Photo: Antler Photography/Shutterstock

6. Manitoulin Island, Ontario — Lake Huron

This massive island covers over 1,000-square miles and is one of the world’s largest islands situated in a lake. It’s like its own geographical region, with four rivers and 100 lakes, which have islands within an island. The best view of it all is on the Cup and Saucer trail, where seven miles of trail roll along 200-foot cliffs with sweeping vistas of the island. Manitoulin is also full of beaches and lakes, with plenty of deep wilderness kayaking and wildlife encounters. Getting here can be part of the adventure, as well, given that along with ferry and airplane service you can reach the island via the historic Little Current Swing Bridge.

Photo: SF photo/Shutterstock

7. Pelee Island, Ontario — Lake Erie

Here’s some bar trivia: Over half of the states in the US lie north of this island, the southernmost populated point in Canada. You’ll pass it on a ferry ride from Sandusky, Ohio, to South Bass Island; it’s hard to miss since it’s the largest island in the lake. The weather here is very un-Canadian, though, and the warm weather has made it a surprising destination for wine tasting. It sits at a similar latitude as Rioja, Porto, and Tuscany, and the largest estate winery in Canada is located here at the 550-acre Pelee Island Winery. Its mid-continental location also makes it a popular spot for migratory birds, and the birders who love them. Fall and winter bring loads of pheasant hunters, as well.

Photo: Jean Faucett/Shutterstock

8. Apostle Islands, Wisconsin — Lake Superior

It’s hard to nail down just one of the 22 islands that make up the Apostle Islands National Lakeshore, though the largest one — Madeline — makes a good jumping off point to explore the others, full of golden-sand beaches backed by deep-green forests. But any trip to the Apostle Islands has to include boat trips to the sea caves. These stone cliffs are some of the most fascinating formations in America, and nearby you’ll find the lakes’ best scuba diving in caves underwater. If you’re into thick wetsuit diving, the Apostle Islands also have some notable shipwreck dives, plus eight lighthouses and 240 species of migratory birds.

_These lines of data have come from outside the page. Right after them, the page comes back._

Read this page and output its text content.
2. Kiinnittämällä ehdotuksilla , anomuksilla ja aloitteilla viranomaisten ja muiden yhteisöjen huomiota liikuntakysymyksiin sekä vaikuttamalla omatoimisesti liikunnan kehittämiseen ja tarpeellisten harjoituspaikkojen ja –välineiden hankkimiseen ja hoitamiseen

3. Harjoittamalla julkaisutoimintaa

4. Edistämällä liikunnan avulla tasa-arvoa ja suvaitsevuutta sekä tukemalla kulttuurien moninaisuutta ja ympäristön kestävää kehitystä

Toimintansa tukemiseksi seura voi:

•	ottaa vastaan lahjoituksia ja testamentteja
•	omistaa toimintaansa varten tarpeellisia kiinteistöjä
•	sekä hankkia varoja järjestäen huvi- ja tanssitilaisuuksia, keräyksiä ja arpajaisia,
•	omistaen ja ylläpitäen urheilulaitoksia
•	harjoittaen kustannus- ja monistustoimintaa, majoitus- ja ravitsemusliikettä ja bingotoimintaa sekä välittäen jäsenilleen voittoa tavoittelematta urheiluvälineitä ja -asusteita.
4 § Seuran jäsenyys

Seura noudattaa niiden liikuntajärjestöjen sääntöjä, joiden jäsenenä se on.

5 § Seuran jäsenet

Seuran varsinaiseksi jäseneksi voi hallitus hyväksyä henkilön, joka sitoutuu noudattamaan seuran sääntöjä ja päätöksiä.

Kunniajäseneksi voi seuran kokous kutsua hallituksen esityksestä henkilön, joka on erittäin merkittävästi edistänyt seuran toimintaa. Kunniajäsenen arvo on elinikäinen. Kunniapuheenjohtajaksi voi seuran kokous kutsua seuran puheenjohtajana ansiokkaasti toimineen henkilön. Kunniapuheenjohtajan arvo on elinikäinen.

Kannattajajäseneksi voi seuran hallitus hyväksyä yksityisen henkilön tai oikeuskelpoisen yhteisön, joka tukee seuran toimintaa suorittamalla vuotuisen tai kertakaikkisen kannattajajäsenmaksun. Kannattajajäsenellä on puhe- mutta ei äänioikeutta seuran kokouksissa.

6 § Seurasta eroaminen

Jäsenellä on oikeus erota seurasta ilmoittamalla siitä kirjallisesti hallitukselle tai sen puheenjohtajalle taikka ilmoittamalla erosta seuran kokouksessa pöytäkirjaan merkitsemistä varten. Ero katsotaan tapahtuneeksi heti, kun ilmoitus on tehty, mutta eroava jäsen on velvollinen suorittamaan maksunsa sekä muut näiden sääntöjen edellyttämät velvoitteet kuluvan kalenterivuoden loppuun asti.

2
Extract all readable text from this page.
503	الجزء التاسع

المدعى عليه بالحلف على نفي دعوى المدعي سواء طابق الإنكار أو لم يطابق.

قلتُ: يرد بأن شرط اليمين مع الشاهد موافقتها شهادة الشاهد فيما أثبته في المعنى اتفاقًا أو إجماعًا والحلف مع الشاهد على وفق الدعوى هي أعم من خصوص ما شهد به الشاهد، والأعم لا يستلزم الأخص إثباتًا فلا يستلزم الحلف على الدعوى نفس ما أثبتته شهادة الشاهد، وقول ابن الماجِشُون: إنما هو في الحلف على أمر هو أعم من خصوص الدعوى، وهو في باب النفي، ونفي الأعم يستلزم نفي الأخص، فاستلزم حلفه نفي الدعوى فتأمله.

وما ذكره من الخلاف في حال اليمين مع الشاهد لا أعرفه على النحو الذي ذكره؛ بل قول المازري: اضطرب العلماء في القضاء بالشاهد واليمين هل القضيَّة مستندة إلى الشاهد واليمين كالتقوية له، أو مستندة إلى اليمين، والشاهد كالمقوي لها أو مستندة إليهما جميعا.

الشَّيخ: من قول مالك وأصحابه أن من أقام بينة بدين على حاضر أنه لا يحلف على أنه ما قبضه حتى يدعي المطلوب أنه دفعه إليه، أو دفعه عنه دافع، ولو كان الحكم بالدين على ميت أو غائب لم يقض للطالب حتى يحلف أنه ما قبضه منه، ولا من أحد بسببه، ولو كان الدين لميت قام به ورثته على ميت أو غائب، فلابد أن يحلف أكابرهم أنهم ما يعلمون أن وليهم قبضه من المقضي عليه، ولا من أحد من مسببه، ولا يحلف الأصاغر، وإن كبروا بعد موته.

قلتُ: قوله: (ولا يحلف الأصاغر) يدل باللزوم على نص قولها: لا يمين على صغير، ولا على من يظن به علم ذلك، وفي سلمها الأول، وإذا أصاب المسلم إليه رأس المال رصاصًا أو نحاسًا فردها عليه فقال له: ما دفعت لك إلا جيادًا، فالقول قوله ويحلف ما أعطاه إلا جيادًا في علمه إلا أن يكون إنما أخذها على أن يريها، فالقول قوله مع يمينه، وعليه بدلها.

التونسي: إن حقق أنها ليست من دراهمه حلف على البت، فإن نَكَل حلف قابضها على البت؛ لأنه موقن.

9. Wolfe Island, Ontario — Lake Ontario

Though it is sadly not awash in cream-based spicy condiments, the largest of the Thousand Islands is home to the Big Sandy Bay Management Area where sand dunes and marshes play host to dozens of protected species of plants and animals. No cars are allowed in the area, meaning nature walks here feel like a step into the wild with a big, sandy lake beach at the end. The island is also home to one of Canada’s most popular corn mazes in the charming little town of Marysville, and it hosts the annual Wolfe Island Music Festival during summer.